Anatomical traits related to stress in high density populations of Typha angustifolia L. (Typhaceae)
by Corrêa F. F., Pereira M. P., Madail R. H., Santos B. R., Barbosa S., Castro E. M., Pereira F. J. (2017)
1 Departamento de Biologia, Universidade Federal de Lavras, Lavras, MG, Brazil.
2 Instituto Federal de Educação, Ciência e Tecnologia do Sul de Minas Gerais, Poços de Caldas, MG, Brazil.
3 Instituto de Ciências da Natureza, Universidade Federal de Alfenas, Alfenas, MG, Brazil.
in Braz J Biol. 77(1): 52-59. -doi: 10.1590/1519-6984.09715 – Epub 2016 Jul 4 –
Some macrophytes species show a high growth potential, colonizing large areas on aquatic environments. Cattail (Typha angustifolia L.) uncontrolled growth causes several problems to human activities and local biodiversity, but this also may lead to competition and further problems for this species itself.
Thus, the objective of this study was to investigate anatomical modifications on T. angustifolia plants from different population densities, once it can help to understand its biology. Roots and leaves were collected from natural populations growing under high and low densities. These plant materials were fixed and submitted to usual plant microtechnique procedures. Slides were observed and photographed under light microscopy and images were analyzed in the UTHSCSA-Imagetool software. The experimental design was completely randomized with two treatments and ten replicates, data were submitted to one-way ANOVA and Scott-Knott test at p<0.05.

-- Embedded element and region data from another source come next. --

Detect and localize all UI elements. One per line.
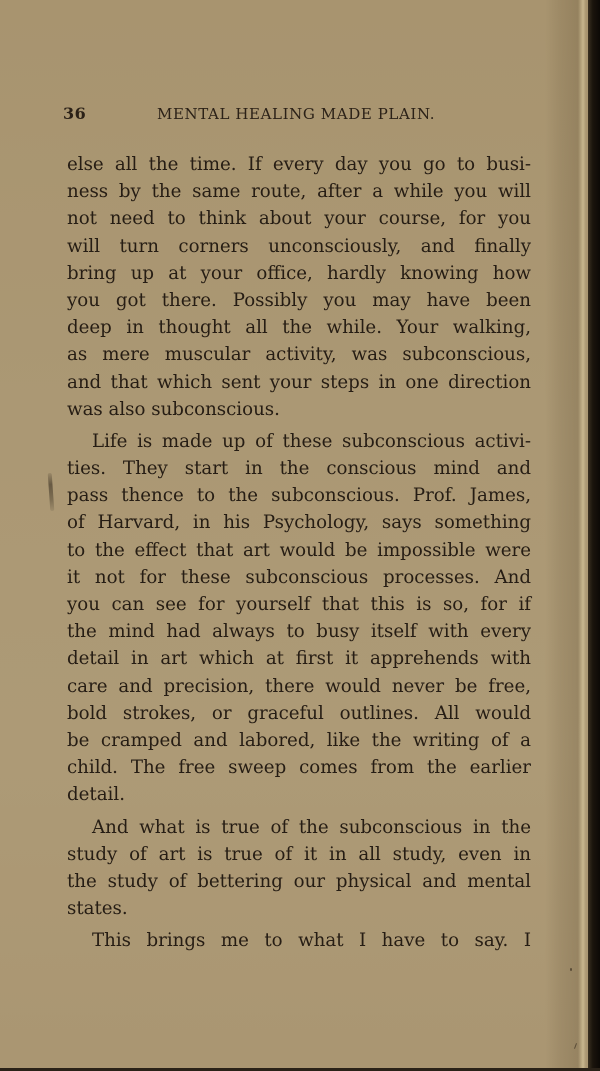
text-line: was also subconscious.: [67, 398, 280, 420]
text-line: the study of bettering our physical and mental: [67, 870, 531, 892]
text-line: be cramped and labored, like the writing of a: [67, 729, 531, 751]
page-edge-shadow: [588, 0, 600, 1071]
text-line: it not for these subconscious processes. And: [67, 566, 531, 588]
text-line: and that which sent your steps in one direction: [67, 371, 531, 393]
text-line: to the effect that art would be impossible were: [67, 539, 531, 561]
text-line: And what is true of the subconscious in the: [92, 816, 531, 838]
text-line: as mere muscular activity, was subconscious,: [67, 344, 531, 366]
text-line: not need to think about your course, for you: [67, 208, 531, 230]
paragraph: [67, 428, 531, 809]
text-line: you can see for yourself that this is so, for if: [67, 594, 531, 615]
margin-pencil-mark: [48, 473, 55, 511]
text-line: child. The free sweep comes from the earlier: [67, 757, 531, 779]
paragraph: [67, 151, 531, 423]
text-line: of Harvard, in his Psychology, says something: [67, 512, 531, 534]
text-line: detail in art which at first it apprehends with: [67, 648, 531, 670]
text-line: detail.: [67, 784, 125, 806]
page-number: 36: [63, 104, 87, 123]
text-line: will turn corners unconsciously, and finally: [67, 235, 531, 257]
text-line: This brings me to what I have to say. I: [92, 930, 531, 952]
text-line: pass thence to the subconscious. Prof. James,: [67, 485, 531, 507]
text-line: the mind had always to busy itself with every: [67, 621, 531, 643]
text-line: study of art is true of it in all study, even in: [67, 843, 531, 865]
body-text: [67, 151, 531, 954]
paragraph: [67, 927, 531, 954]
text-line: states.: [67, 898, 128, 920]
text-line: ness by the same route, after a while you will: [67, 181, 531, 203]
text-line: care and precision, there would never be free,: [67, 675, 531, 697]
paragraph: [67, 814, 531, 923]
paper-speck: [574, 1043, 577, 1049]
paper-speck: [570, 968, 572, 971]
text-line: bring up at your office, hardly knowing how: [67, 262, 531, 284]
text-line: Life is made up of these subconscious activi-: [92, 430, 531, 452]
text-line: else all the time. If every day you go to busi-: [67, 154, 531, 175]
text-line: bold strokes, or graceful outlines. All would: [67, 702, 531, 724]
text-line: you got there. Possibly you may have been: [67, 289, 531, 311]
running-head-title: MENTAL HEALING MADE PLAIN.: [157, 105, 436, 123]
text-line: deep in thought all the while. Your walking,: [67, 317, 531, 339]
running-head: [63, 104, 540, 128]
text-line: ties. They start in the conscious mind and: [67, 458, 531, 480]
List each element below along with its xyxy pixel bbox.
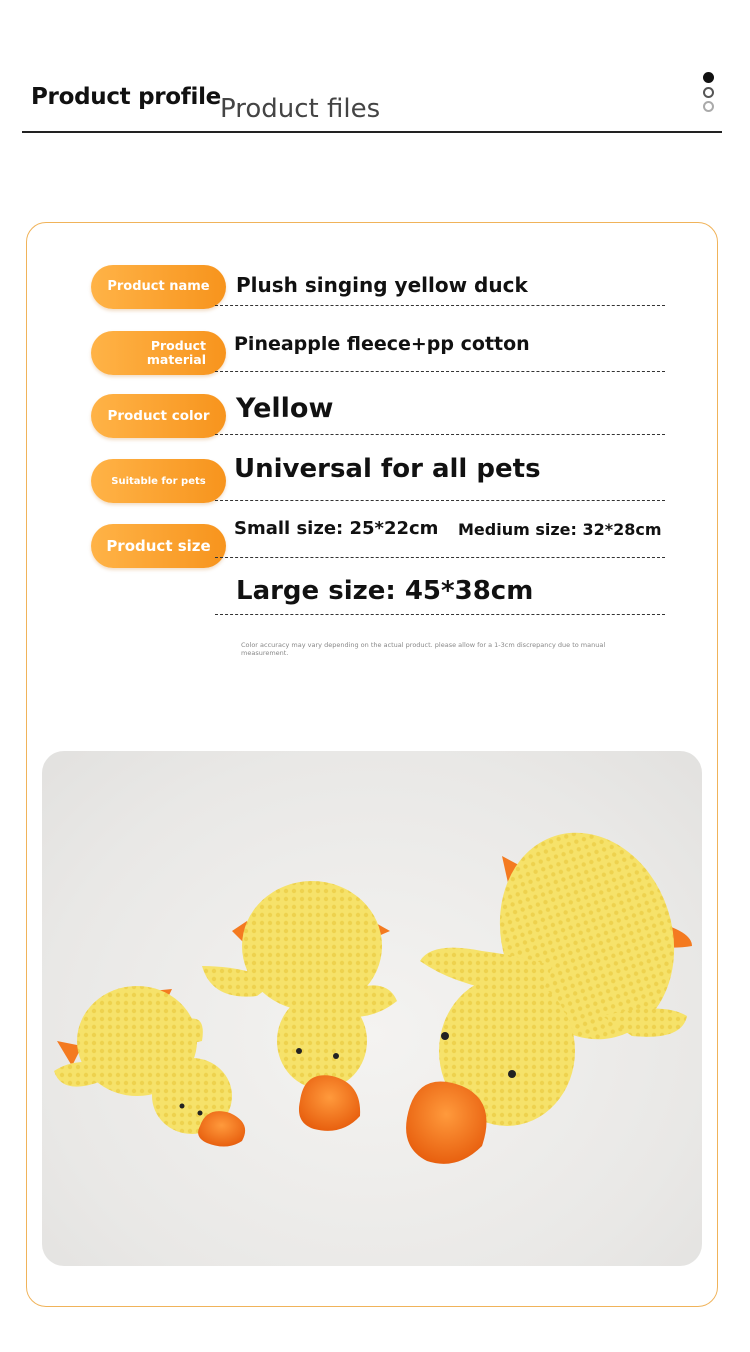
page-indicator-dot[interactable] [703, 101, 714, 112]
product-size-label: Product size [91, 524, 226, 568]
product-color-label: Product color [91, 394, 226, 438]
product-material-label: Product material [91, 331, 226, 375]
row-divider [215, 614, 665, 615]
page-indicator-dot-active[interactable] [703, 72, 714, 83]
size-small-value: Small size: 25*22cm [234, 518, 439, 539]
header-divider [22, 131, 722, 133]
large-duck [406, 810, 700, 1164]
ducks-illustration [42, 751, 702, 1266]
suitable-pets-value: Universal for all pets [234, 454, 541, 484]
row-divider [215, 305, 665, 306]
size-large-value: Large size: 45*38cm [236, 576, 534, 606]
header-title: Product profile [31, 84, 221, 110]
product-name-value: Plush singing yellow duck [236, 273, 528, 297]
header-subtitle: Product files [220, 94, 381, 124]
row-divider [215, 371, 665, 372]
row-divider [215, 434, 665, 435]
measurement-note: Color accuracy may vary depending on the actual product. please allow for a 1-3cm discrepancy due to manual measurement. [241, 641, 606, 657]
product-name-label: Product name [91, 265, 226, 309]
row-divider [215, 557, 665, 558]
size-medium-value: Medium size: 32*28cm [458, 520, 662, 539]
product-color-value: Yellow [236, 393, 334, 424]
product-photo [42, 751, 702, 1266]
product-material-value: Pineapple fleece+pp cotton [234, 333, 530, 355]
page-indicator-dot[interactable] [703, 87, 714, 98]
row-divider [215, 500, 665, 501]
small-duck [54, 986, 245, 1147]
suitable-pets-label: Suitable for pets [91, 459, 226, 503]
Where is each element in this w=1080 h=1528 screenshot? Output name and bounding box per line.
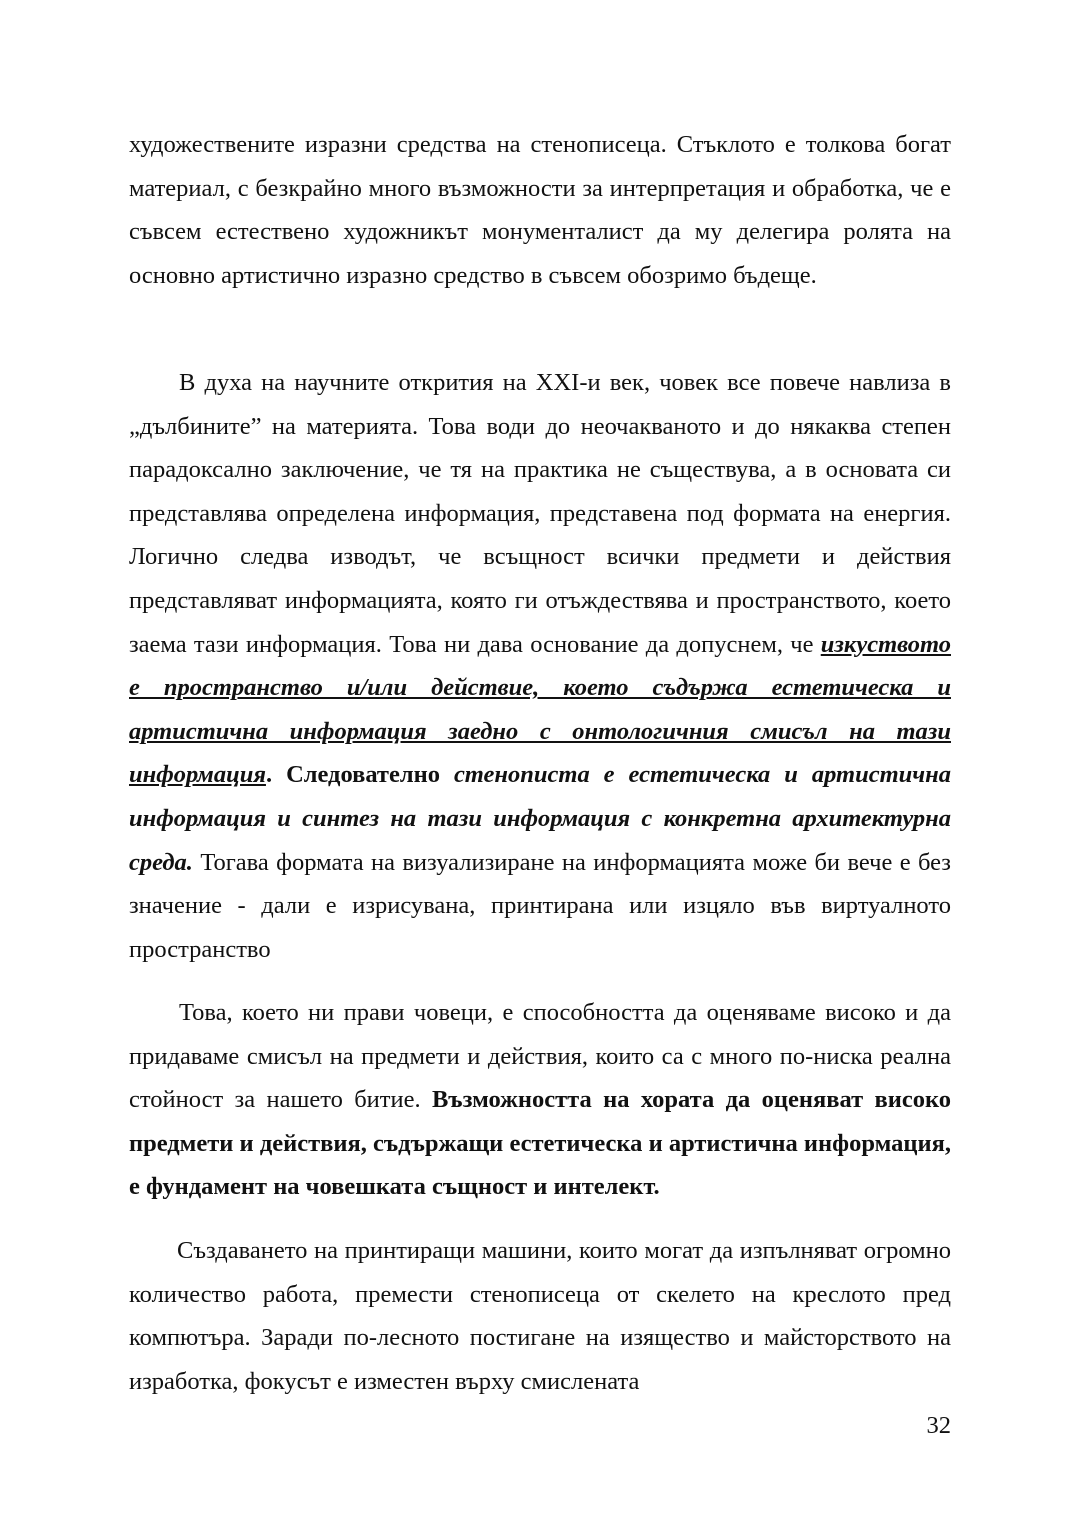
- paragraph-4: [129, 1229, 951, 1403]
- paragraph-4-text: Създаването на принтиращи машини, които могат да изпълняват огромно количество работа, премести стенописеца от скелето на креслото пред компютъра. Заради по-лесното постигане на изящество и майсторството на изработка, фокусът е изместен върху смислената: [129, 1237, 951, 1395]
- paragraph-2-intro: В духа на научните открития на XXI-и век, човек все повече навлиза в „дълбините” на материята. Това води до неочакваното и до някаква степен парадоксално заключение, че тя на практика не съществува, а в основата си представлява определена информация, представена под формата на енергия. Логично следва изводът, че всъщност всички предмети и действия представляват информацията, която ги отъждествява и пространството, което заема тази информация. Това ни дава основание да допуснем, че: [129, 369, 951, 658]
- paragraph-2-outro: Тогава формата на визуализиране на информацията може би вече е без значение - дали е изрисувана, принтирана или изцяло във виртуалното пространство: [129, 848, 951, 963]
- page-number: 32: [926, 1412, 951, 1439]
- paragraph-3-bold: Възможността на хората да оценяват високо предмети и действия, съдържащи естетическа и артистична информация, е фундамент на човешката същност и интелект.: [129, 1086, 951, 1201]
- paragraph-2-thesis: стенописта е естетическа и артистична информация и синтез на тази информация с конкретна архитектурна среда.: [129, 761, 951, 876]
- paragraph-2-bold-lead: Следователно: [286, 761, 454, 789]
- paragraph-2-definition: изкуството е пространство и/или действие, което съдържа естетическа и артистична информация заедно с онтологичния смисъл на тази информация: [129, 630, 951, 789]
- paragraph-2: [129, 361, 951, 971]
- paragraph-3: [129, 991, 951, 1209]
- paragraph-2-period: .: [265, 761, 287, 789]
- paragraph-3-intro: Това, което ни прави човеци, е способността да оценяваме високо и да придаваме смисъл на предмети и действия, които са с много по-ниска реална стойност за нашето битие.: [129, 999, 951, 1114]
- paragraph-1: [129, 123, 951, 297]
- paragraph-1-text: художествените изразни средства на стенописеца. Стъклото е толкова богат материал, с безкрайно много възможности за интерпретация и обработка, че е съвсем естествено художникът монументалист да му делегира ролята на основно артистично изразно средство в съвсем обозримо бъдеще.: [129, 131, 951, 289]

Leaves from low density populations showed higher stomatal density and index. These modifications on stomatal characteristics were more evident on the leaf abaxial surface. Plants from low density populations showed thicker mesophyll and higher proportion of aerenchymal area. Roots from low density populations showed a higher proportion of the vascular cylinder. Whereas, plants from higher density populations showed greater thickness of the endodermis, exodermis, phloem and root cortex. Higher density populations showed a higher proportion of aerenchymal gaps in the root cortex.
Therefore, cattail plants from populations growing under high density population show anatomical traits typical of plants under stress, which promotes the development of less functional anatomical modifications to aquatic environments.